Manuver Komunikasi Kekuatan Oposisi

Manuver Komunikasi Kekuatan Oposisi

DI penghujung proses kandidasi, manuver komunikasi kian intens dilakukan ragam kekuat­an yang memiliki kepentingan pada paket pasangan calon presiden dan calon wakil presiden. Di kubu petahana (incumbent), manuver yang dilakukan partai-partai yang menyatakan diri akan mengusung Jokowi sebagai capres, se­pertinya sudah di tahap ‘panggung’ yang mulai solid (solid stage).

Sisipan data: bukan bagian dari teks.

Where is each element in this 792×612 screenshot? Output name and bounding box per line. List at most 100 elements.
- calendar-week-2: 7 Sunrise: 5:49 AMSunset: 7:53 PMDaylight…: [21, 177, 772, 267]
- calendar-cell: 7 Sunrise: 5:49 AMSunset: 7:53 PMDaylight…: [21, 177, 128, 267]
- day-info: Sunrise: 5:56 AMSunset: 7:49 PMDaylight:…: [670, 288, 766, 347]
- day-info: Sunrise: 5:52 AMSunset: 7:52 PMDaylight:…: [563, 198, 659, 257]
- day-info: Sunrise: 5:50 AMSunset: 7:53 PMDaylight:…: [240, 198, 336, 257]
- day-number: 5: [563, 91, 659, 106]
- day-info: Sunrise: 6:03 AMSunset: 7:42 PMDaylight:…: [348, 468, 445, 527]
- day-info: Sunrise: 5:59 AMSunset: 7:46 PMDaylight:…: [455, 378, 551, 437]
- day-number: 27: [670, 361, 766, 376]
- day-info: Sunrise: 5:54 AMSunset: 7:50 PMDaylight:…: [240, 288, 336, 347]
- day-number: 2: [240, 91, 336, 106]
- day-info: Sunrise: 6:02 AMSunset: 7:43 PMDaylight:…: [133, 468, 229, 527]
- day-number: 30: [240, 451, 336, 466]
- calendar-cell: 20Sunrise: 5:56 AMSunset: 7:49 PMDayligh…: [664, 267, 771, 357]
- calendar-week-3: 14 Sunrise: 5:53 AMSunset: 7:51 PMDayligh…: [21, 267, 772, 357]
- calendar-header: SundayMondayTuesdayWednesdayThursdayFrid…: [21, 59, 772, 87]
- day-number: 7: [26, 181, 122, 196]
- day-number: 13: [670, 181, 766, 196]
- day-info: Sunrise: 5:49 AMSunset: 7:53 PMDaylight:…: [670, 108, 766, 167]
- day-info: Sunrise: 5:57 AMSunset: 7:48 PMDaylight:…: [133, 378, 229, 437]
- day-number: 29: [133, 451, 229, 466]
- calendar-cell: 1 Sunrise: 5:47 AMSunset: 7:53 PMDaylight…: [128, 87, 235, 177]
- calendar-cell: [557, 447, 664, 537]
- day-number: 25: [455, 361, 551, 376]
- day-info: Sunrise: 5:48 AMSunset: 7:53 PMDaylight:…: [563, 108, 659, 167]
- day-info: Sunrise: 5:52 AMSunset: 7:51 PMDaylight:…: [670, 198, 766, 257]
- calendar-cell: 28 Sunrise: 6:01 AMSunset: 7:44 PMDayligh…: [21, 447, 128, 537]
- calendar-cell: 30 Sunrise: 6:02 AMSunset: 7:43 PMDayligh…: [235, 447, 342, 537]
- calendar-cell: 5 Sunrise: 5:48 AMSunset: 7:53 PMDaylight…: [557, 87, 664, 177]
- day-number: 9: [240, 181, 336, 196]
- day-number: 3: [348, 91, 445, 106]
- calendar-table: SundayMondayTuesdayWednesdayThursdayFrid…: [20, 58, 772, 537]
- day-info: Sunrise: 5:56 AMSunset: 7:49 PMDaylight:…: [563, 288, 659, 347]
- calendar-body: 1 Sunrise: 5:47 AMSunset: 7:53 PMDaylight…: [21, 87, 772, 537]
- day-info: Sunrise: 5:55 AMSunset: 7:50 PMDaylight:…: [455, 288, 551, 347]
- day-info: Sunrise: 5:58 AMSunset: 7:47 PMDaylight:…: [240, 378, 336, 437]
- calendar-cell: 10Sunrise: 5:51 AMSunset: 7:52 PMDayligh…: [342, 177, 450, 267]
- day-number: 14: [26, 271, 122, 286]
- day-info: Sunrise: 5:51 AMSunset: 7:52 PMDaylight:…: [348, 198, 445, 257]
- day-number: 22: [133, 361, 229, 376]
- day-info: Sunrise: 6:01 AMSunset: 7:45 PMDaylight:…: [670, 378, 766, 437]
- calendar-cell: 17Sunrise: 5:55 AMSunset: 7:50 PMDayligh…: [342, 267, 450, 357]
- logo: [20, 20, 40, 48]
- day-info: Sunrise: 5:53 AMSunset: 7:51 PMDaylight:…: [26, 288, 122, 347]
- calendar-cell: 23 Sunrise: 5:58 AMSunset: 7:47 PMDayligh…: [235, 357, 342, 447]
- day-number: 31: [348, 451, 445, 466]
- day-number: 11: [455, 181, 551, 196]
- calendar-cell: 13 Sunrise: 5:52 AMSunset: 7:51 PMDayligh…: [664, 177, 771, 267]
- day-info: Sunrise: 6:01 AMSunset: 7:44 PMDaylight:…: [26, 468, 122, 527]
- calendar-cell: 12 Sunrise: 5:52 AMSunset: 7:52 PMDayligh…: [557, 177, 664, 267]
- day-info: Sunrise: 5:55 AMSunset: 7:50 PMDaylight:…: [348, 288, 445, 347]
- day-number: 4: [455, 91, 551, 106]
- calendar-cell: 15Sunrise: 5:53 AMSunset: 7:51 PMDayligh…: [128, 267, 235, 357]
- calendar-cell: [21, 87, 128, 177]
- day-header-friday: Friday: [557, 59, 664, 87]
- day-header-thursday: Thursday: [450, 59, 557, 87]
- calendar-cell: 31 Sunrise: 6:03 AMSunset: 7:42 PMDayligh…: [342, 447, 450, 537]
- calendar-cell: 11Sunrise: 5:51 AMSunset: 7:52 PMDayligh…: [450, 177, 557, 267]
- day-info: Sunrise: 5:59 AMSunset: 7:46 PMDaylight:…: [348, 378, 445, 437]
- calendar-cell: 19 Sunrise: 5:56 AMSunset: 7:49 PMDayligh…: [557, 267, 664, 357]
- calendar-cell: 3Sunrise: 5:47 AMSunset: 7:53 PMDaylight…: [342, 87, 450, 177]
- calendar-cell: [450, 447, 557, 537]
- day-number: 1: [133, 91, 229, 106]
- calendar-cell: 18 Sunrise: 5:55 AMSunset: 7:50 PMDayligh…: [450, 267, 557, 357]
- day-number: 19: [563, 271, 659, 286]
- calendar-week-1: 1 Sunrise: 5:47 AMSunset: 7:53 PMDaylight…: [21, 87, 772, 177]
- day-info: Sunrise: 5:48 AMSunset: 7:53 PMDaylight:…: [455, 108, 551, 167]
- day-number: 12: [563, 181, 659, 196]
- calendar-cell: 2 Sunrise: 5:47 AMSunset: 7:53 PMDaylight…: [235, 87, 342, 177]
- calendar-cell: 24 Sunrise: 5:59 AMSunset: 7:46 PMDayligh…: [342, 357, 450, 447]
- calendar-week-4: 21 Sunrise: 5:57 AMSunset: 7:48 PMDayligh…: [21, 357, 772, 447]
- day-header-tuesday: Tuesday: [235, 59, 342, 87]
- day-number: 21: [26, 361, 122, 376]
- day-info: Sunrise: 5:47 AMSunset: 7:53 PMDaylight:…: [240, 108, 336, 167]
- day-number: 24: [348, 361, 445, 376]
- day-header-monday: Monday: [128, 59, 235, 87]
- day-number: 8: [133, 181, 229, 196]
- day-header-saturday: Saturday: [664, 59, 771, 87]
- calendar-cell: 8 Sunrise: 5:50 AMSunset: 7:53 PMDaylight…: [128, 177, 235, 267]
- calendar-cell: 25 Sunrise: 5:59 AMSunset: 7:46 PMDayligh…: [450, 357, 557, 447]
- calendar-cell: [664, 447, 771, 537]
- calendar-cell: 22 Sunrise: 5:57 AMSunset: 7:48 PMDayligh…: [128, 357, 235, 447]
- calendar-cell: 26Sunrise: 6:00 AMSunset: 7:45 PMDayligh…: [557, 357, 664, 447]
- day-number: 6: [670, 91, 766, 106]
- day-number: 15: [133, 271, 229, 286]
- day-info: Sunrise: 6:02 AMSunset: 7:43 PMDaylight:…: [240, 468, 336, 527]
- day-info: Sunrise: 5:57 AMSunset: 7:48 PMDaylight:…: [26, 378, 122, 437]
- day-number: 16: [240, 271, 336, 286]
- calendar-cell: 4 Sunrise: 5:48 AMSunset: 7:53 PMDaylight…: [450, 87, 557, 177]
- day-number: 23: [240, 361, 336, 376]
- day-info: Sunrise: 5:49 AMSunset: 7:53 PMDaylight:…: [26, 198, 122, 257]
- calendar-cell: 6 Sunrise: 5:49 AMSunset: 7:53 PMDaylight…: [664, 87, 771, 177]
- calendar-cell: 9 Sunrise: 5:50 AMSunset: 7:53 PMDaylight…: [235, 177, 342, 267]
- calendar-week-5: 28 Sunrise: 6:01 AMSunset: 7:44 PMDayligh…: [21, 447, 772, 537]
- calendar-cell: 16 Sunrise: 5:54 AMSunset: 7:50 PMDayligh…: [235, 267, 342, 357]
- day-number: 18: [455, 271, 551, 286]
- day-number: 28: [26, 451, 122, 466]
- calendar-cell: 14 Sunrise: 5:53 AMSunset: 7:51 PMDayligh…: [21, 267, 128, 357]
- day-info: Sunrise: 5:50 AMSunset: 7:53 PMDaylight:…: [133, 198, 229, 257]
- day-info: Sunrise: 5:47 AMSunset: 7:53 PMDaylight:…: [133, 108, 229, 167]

Jokowi tinggal menunggu momentum yang tepat untuk mengumumkan sosok cawapresnya, sambil berhitung peta kekuatan lawan dan sejumlah faktor politik dinamis kontekstual yang mungkin berubah di menit-menit akhir masa pendaftaran.

Di kubu oposisi, manuver justru sedang mengalami titik kulminasi. Ada manuver SBY yang giat membuka jeja­ring komunikasi dengan ragam pihak, Prabowo yang sedang menguji reaksi para calon mitra koalisi, dan PKS yang posesif dengan calon dari kader mereka. Sekaligus PAN yang giat memosisikan diri sebagai mediator di tengah kebuntuan komunikasi para pihak.

Pernyataan meragukan

Manuver terbaru yang memantik banyak spekulasi tentunya pernyataan Prabowo Subianto dalam acara pertemuan ulama di Hotel Menara Pe­ninsula, Jakarta, Jumat (27/7). Prabowo melakukan manuver komunikasi lewat pernyataan verbalnya. “Saya siap menjadi alat umat dan alat rakyat Indonesia. Tapi kalau saya tidak dibutuhkan dan ada orang lain yang lebih baik, saya pun siap mendukung kepentingan rakyat dan umat. Itu komitmen saya bahwa dengan segala kekuatan saya dan Gerindra.”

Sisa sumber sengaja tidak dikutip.